I don't mean blood-red. To promote something for Philips, Martin Scorsese provided two lists of his favorite color-films, divided Sarris-like, into English-language and non-English. I'm posting it mainly because I find some of the choices bizarre and haven't seen this list linked by anyone else (David Hudson?):

1. "Barry Lyndon" (1975, dir. Stanley Kubrick)

2. "Duel in the Sun" (1946, dir. King Vidor)
3. "Invaders From Mars" (1953, dir. William Cameron Menzies)
4. "Leave Her to Heaven" (1943, dir. John M. Stahl)
5. "Moby Dick" (1956, dir. John Huston)
6. "Phantom of the Opera" (1943, dir. Arthur Lubin)
7. "The Red Shoes" (1948, dir. Michael Powell)
8. "The Searchers" (1956, dir. John Ford)
9. "Singin' in the Rain" (1952, dir. Stanley Donen)
10. "Vertigo" (1958, dir. Alfred Hitchcock)

1. "Contempt" (1963, dir. Jean-Luc Godard)
2. "Cries and Whispers" (1972, dir. Ingmar Bergman)
3. "Gate of Hell" (1953, dir. Teinosuke Kinugasa)
4. "In the Mood For Love" (2000), dir. Wong Kar-Wai)
5. "The Last Emperor" (1987, dir. Bernardo Bertolucci)
6. "Red Desert" (1964, dir. Michelangelo Antonioni)
7. "The River" (1951, dir. Jean Renoir)
8. "Satyricon" (1969, dir. Federico Fellini)
9. "Senso" (1954, dir. Luchino Visconti)
10. "Shadows of Forgotten Ancestors" (1964, dir. Sergei Paradjanov)

Invaders from Mars and Moby Dick would make nobody's canon but Marty's, I suspect. And I've never even heard of this 1943 version of Phantom. Wtf? My overall impression is Marty goes ga-ga for broad melodramas in lurid colors like Duel in the Sun and Leave Her to Heaven, though it's kinda surprising the more accomplished bold melodramas in lurid colors from Sirk and Nick Ray didn't make the cut. Scorsese's possibly trying to promote lesser-known favorites here. Meanwhile, the foreign films betray a strong bias for movies that enforces a strict symbolic color scheme (Red Desert, Satyricon, Cries and Whispers), with an emphasis on primary colors.
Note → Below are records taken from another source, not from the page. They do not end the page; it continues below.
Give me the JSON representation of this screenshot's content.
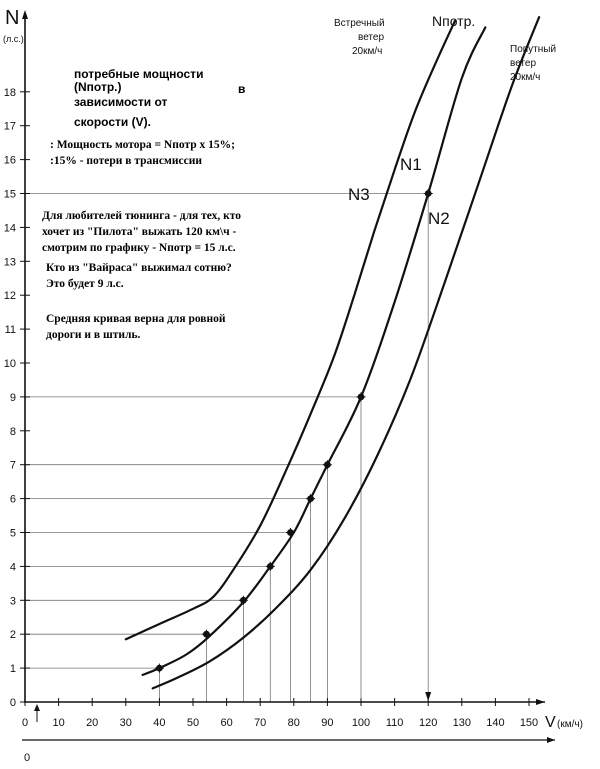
{
  "chart_data": {
    "type": "line",
    "title": "потребные мощности (Nпотр.) в зависимости от скорости (V).",
    "title_parts": {
      "line1": "потребные мощности",
      "line2": "(Nпотр.)",
      "line2_suffix": "в",
      "line3": "зависимости от",
      "line4": "скорости (V)."
    },
    "ylabel": "N",
    "ylabel_unit": "(л.с.)",
    "xlabel": "V",
    "xlabel_unit": "(км/ч)",
    "xlim": [
      0,
      160
    ],
    "ylim": [
      0,
      19.5
    ],
    "x_ticks": [
      0,
      10,
      20,
      30,
      40,
      50,
      60,
      70,
      80,
      90,
      100,
      110,
      120,
      130,
      140,
      150
    ],
    "y_ticks": [
      0,
      1,
      2,
      3,
      4,
      5,
      6,
      7,
      8,
      9,
      10,
      11,
      12,
      13,
      14,
      15,
      16,
      17,
      18
    ],
    "y_tick_labels": [
      "0",
      "1",
      "2",
      "3",
      "4",
      "5",
      "6",
      "7",
      "8",
      "9",
      "10",
      "11",
      "12",
      "13",
      "14",
      "15",
      "16",
      "17",
      "18"
    ],
    "below_axis_label": "0",
    "series": [
      {
        "name": "N3",
        "legend": "Встречный ветер 20км/ч",
        "x": [
          30,
          40,
          50,
          56,
          62,
          70,
          78,
          85,
          92,
          98,
          104,
          110,
          116,
          122,
          128
        ],
        "y": [
          1.85,
          2.3,
          2.75,
          3.1,
          3.9,
          5.2,
          6.9,
          8.5,
          10.2,
          12.0,
          13.9,
          15.7,
          17.4,
          18.8,
          20.1
        ]
      },
      {
        "name": "N1",
        "legend": "Nпотр.",
        "x": [
          35,
          40,
          48,
          55,
          65,
          73,
          80,
          85,
          90,
          100,
          110,
          120,
          130,
          137
        ],
        "y": [
          0.8,
          1.0,
          1.4,
          1.95,
          2.95,
          4.0,
          5.0,
          6.0,
          7.0,
          9.0,
          11.8,
          15.0,
          18.4,
          19.9
        ]
      },
      {
        "name": "N2",
        "legend": "Попутный ветер 20км/ч",
        "x": [
          38,
          45,
          55,
          65,
          75,
          85,
          95,
          105,
          115,
          125,
          135,
          145,
          153
        ],
        "y": [
          0.4,
          0.7,
          1.2,
          1.9,
          2.8,
          3.9,
          5.4,
          7.3,
          9.6,
          12.4,
          15.3,
          18.2,
          20.2
        ]
      }
    ],
    "marked_points": {
      "x": [
        40,
        54,
        65,
        73,
        79,
        85,
        90,
        100,
        120
      ],
      "y": [
        1,
        2,
        3,
        4,
        5,
        6,
        7,
        9,
        15
      ]
    },
    "curve_labels": {
      "N1": "N1",
      "N2": "N2",
      "N3": "N3"
    },
    "legend_headers": {
      "headwind": [
        "Встречный",
        "ветер",
        "20км/ч"
      ],
      "npotr": "Nпотр.",
      "tailwind": [
        "Попутный",
        "ветер",
        "20км/ч"
      ]
    },
    "notes": [
      ": Мощность мотора = Nпотр х 15%;",
      ":15% - потери в трансмиссии",
      "Для любителей тюнинга - для тех, кто",
      "хочет из \"Пилота\" выжать 120 км\\ч -",
      "смотрим по графику - Nпотр = 15 л.с.",
      "Кто из \"Вайраса\" выжимал сотню?",
      "Это будет 9 л.с.",
      "Средняя кривая верна для ровной",
      "дороги и в штиль."
    ],
    "grid": "partial (reference lines for marked points)",
    "colors": {
      "ink": "#111111",
      "paper": "#ffffff",
      "guide": "#777777"
    }
  }
}
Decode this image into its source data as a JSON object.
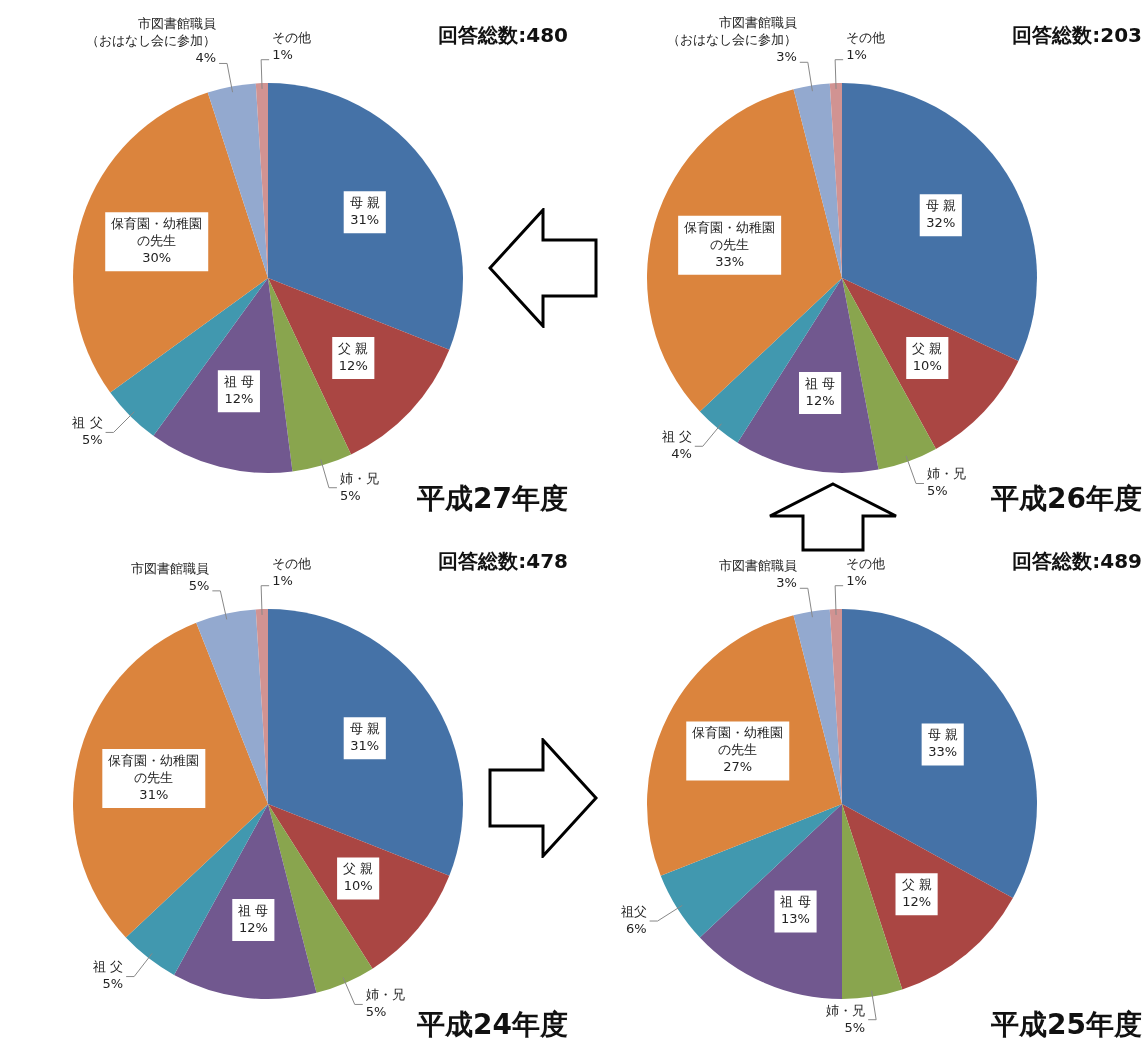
{
  "chart_data": [
    {
      "type": "pie",
      "title": "平成27年度",
      "subtitle": "回答総数:480",
      "categories": [
        "母 親",
        "父 親",
        "姉・兄",
        "祖 母",
        "祖 父",
        "保育園・幼稚園の先生",
        "市図書館職員（おはなし会に参加）",
        "その他"
      ],
      "values": [
        31,
        12,
        5,
        12,
        5,
        30,
        4,
        1
      ],
      "value_labels": [
        "31%",
        "12%",
        "5%",
        "12%",
        "5%",
        "30%",
        "4%",
        "1%"
      ],
      "colors": [
        "#4572a7",
        "#aa4643",
        "#89a54e",
        "#71588f",
        "#4198af",
        "#db843d",
        "#93a9cf",
        "#d19392"
      ],
      "legend": false
    },
    {
      "type": "pie",
      "title": "平成26年度",
      "subtitle": "回答総数:203",
      "categories": [
        "母 親",
        "父 親",
        "姉・兄",
        "祖 母",
        "祖 父",
        "保育園・幼稚園の先生",
        "市図書館職員（おはなし会に参加）",
        "その他"
      ],
      "values": [
        32,
        10,
        5,
        12,
        4,
        33,
        3,
        1
      ],
      "value_labels": [
        "32%",
        "10%",
        "5%",
        "12%",
        "4%",
        "33%",
        "3%",
        "1%"
      ],
      "colors": [
        "#4572a7",
        "#aa4643",
        "#89a54e",
        "#71588f",
        "#4198af",
        "#db843d",
        "#93a9cf",
        "#d19392"
      ],
      "legend": false
    },
    {
      "type": "pie",
      "title": "平成24年度",
      "subtitle": "回答総数:478",
      "categories": [
        "母 親",
        "父 親",
        "姉・兄",
        "祖 母",
        "祖 父",
        "保育園・幼稚園の先生",
        "市図書館職員",
        "その他"
      ],
      "values": [
        31,
        10,
        5,
        12,
        5,
        31,
        5,
        1
      ],
      "value_labels": [
        "31%",
        "10%",
        "5%",
        "12%",
        "5%",
        "31%",
        "5%",
        "1%"
      ],
      "colors": [
        "#4572a7",
        "#aa4643",
        "#89a54e",
        "#71588f",
        "#4198af",
        "#db843d",
        "#93a9cf",
        "#d19392"
      ],
      "legend": false
    },
    {
      "type": "pie",
      "title": "平成25年度",
      "subtitle": "回答総数:489",
      "categories": [
        "母 親",
        "父 親",
        "姉・兄",
        "祖 母",
        "祖父",
        "保育園・幼稚園の先生",
        "市図書館職員",
        "その他"
      ],
      "values": [
        33,
        12,
        5,
        13,
        6,
        27,
        3,
        1
      ],
      "value_labels": [
        "33%",
        "12%",
        "5%",
        "13%",
        "6%",
        "27%",
        "3%",
        "1%"
      ],
      "colors": [
        "#4572a7",
        "#aa4643",
        "#89a54e",
        "#71588f",
        "#4198af",
        "#db843d",
        "#93a9cf",
        "#d19392"
      ],
      "legend": false
    }
  ]
}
It's astonishing to see In the Mood For Love in there, but good job, Marty. One question: Is In the Mood the most canonized film since the turn of the century? My impression is yes, but I'm not an unbiased observer.

Sorry for another pointless list. A real post will arrive sometime soon, I hope. This is mainly a chance for me to sneak in a still from Contempt.